Tirando dúvidas com Dra. Patrícia Viterbo

pensnado

E aí você:

a) Tem câncer na tireoide

b) Fez ou vai fazer tireoidectomia total

c) Fez ou vai fazer iodoterapia

d) Todas as anteriores

Não importa qual é a sua alternativa: milhares de dúvidas surgem na cabeça com o passar dos dias. Para responder as muitas questões que brotam de todos os lados neste período, convidei a endocrinologista Patrícia Viterbo. Não por acaso, é com ela que estou fazendo o acompanhamento. ;)

Dividi a entrevista em duas categorias. Na primeira, perguntas que fiz com base em pesquisa sobre o assunto. Em seguida, questões levantadas por integrantes do grupo Amigas da Tireoide. Vamos lá?

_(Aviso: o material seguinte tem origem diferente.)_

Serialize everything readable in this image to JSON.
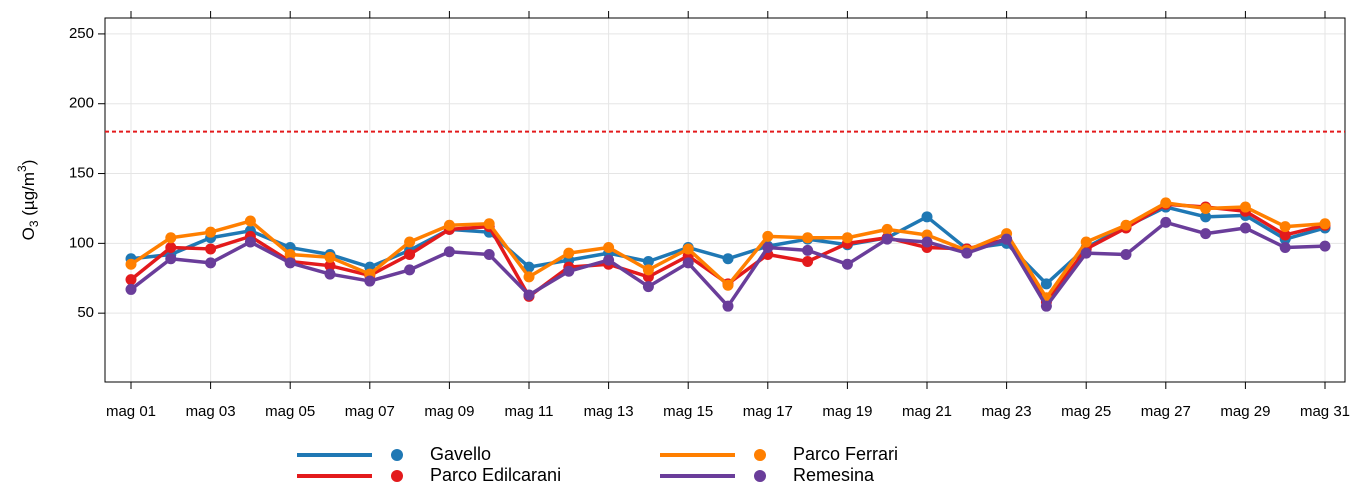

1- A tireoide tem como função principal a produção de dois hormônios, tiroxina e tri-iodotironina (T3 e T4), além da calcitonina (em menor escala em comparação com os outros dois). Apesar de não serem diretamente relacionados com os hormônios sexuais, o excesso ou a queda de produção de hormônios pela tireoide também interferem na libido. Como fica essa questão após a tireoidectomia total?

R – A deficiência ou o excesso realmente interferem na libido. Após a tireoidectomia total, fazemos reposição de levotiroxina (hormônio que a tireoide estaria produzindo) com aumento de forma gradativa, até chegar na dose adequada para cada paciente. Isso é individual e depende de vários fatores, como medicações em uso, tipo e horário de alimentação, peso, capacidade de absorção da droga e etc. Por exemplo: pessoas que se submeteram à cirurgia bariátrica, precisam de doses maiores, já que a absorção não é tão boa.

2- A presença do tumor já é suficiente para desregular os níveis de T3 e T4?

R – Não. Na maioria das vezes, os nódulos malignos estão associados com função tireoidiana normal, o que não significa que você não possa ter um nódulo maligno em paciente com hipo ou hipertireoidismo.

3- A reposição hormonal oferece riscos e efeitos colaterais a médio e longo prazos?

R – Normalmente, só se a dosagem não estiver adequada.

4- A fertilidade (masculina ou feminina) fica prejudicada?

R – Mais uma vez, a dosagem adequada é essencial para evitar esse tipo de problema.

5 – Por que é preciso tomar o hormônio em jejum e antes de se alimentar?

R – Porque o alimento interfere na absorção do hormônio. Você deve esperar 30 minutos (no mínimo) após o uso do hormônio para se alimentar e o estômago deve estar vazio.

 Perguntas do grupo “Amigas da Tireóide”

1- “Fiz uma PCI após um ano de cirurgia e iodoterapia, não deu nada, tudo limpo, mas minha TG ainda continua muito alta. No final do ano passado, fiz ultra-som, raio-x e todos os exames estavam excelentes. O único que está alterado é a TG. Mas antes da cirurgia minha TG estava na faixa de 4.600, se eu não me engano. Estou com uma Pet Scan marcada ainda pra esse mês. Queria saber se isso é normal, o que poderia ser, se pode estar tudo bem e se a TG vai caindo gradativamente mesmo…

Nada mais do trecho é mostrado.